A côté, la question israélo-palestinienne est un jeu d’enfants. On en connaît la solution même si l’on ne parvient pas à l’imposer alors que, dans l’affaire syrienne, on ne sait pas.

Une fenêtre s’est ouverte lundi. Elle pourrait bien vite se refermer car les Occidentaux ne veulent pas se contenter de bonnes paroles. Ils entendent bien que les promesses de destruction de l’arsenal chimique syrien soient actées par une résolution du Conseil de sécurité disant dans quels délais cela devrait être fait et imposant des sanctions, y compris militaires, si ces délais n’étaient pas respectés. Les Occidentaux veulent des engagements clairs et précis que les Russes ne paraissent pas, eux, vouloir exiger du régime de Damas mais faisons, pourtant, preuve d’optimisme et mettons les choses au mieux.

Le Conseil de sécurité arrive à un compromis sous quelques jours. Le démantèlement de l’arsenal syrien est vraiment mis en œuvre. Ce serait évidemment une bonne chose, mais ensuite ?

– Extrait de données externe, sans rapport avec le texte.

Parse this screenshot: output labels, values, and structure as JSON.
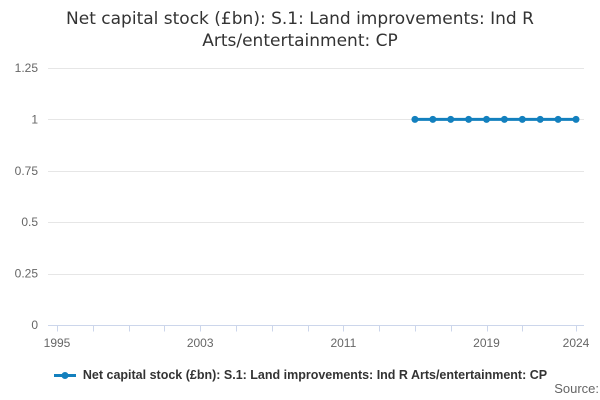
{
  "title": "Net capital stock (£bn): S.1: Land improvements: Ind R Arts/entertainment: CP",
  "source_label": "Source:",
  "colors": {
    "series_blue": "#1380be",
    "gridline": "#e6e6e6",
    "axis_line": "#ccd6eb",
    "tick_text": "#666666",
    "title_text": "#333333",
    "legend_text": "#333333",
    "source_text": "#666666",
    "background": "#ffffff"
  },
  "chart_data": {
    "type": "line",
    "title": "Net capital stock (£bn): S.1: Land improvements: Ind R Arts/entertainment: CP",
    "xlabel": "",
    "ylabel": "",
    "xlim": [
      1995,
      2024
    ],
    "ylim": [
      0,
      1.25
    ],
    "grid": true,
    "legend_position": "bottom",
    "x_ticks": [
      1995,
      1997,
      1999,
      2001,
      2003,
      2005,
      2007,
      2009,
      2011,
      2013,
      2015,
      2017,
      2019,
      2021,
      2024
    ],
    "x_labeled_ticks": [
      "1995",
      "2003",
      "2011",
      "2019",
      "2024"
    ],
    "y_ticks": [
      0,
      0.25,
      0.5,
      0.75,
      1,
      1.25
    ],
    "y_tick_labels": [
      "0",
      "0.25",
      "0.5",
      "0.75",
      "1",
      "1.25"
    ],
    "series": [
      {
        "name": "Net capital stock (£bn): S.1: Land improvements: Ind R Arts/entertainment: CP",
        "x": [
          2015,
          2016,
          2017,
          2018,
          2019,
          2020,
          2021,
          2022,
          2023,
          2024
        ],
        "values": [
          1,
          1,
          1,
          1,
          1,
          1,
          1,
          1,
          1,
          1
        ],
        "color": "#1380be",
        "marker": "circle"
      }
    ]
  }
}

Les grandes puissances pourraient, ensuite, s’atteler à la recherche d’une solution de fond et c’est là que les ennuis commencent. Faut-il alors, comme le demande l’insurrection, que Bachar al-Assad se retire ou cède, en tout cas, ses pouvoirs à une personnalité neutre chargée d’organiser une transition ? Faut-il, au contraire, comme lui-même et son clan le disent, qu’il reste en place jusqu’à des élections, anticipées ou pas ? Tout risque de vite capoter sur cette question préliminaire car on ne voit pas comment le régime en place organiserait une transition menant inéluctablement à son éviction mais, bon, imaginons un compromis sur ce point. Parfait. Bravo ! Mais reste alors à savoir si la Syrie peut se survivre, comme Etat unitaire, dans ses actuelles frontières internationales.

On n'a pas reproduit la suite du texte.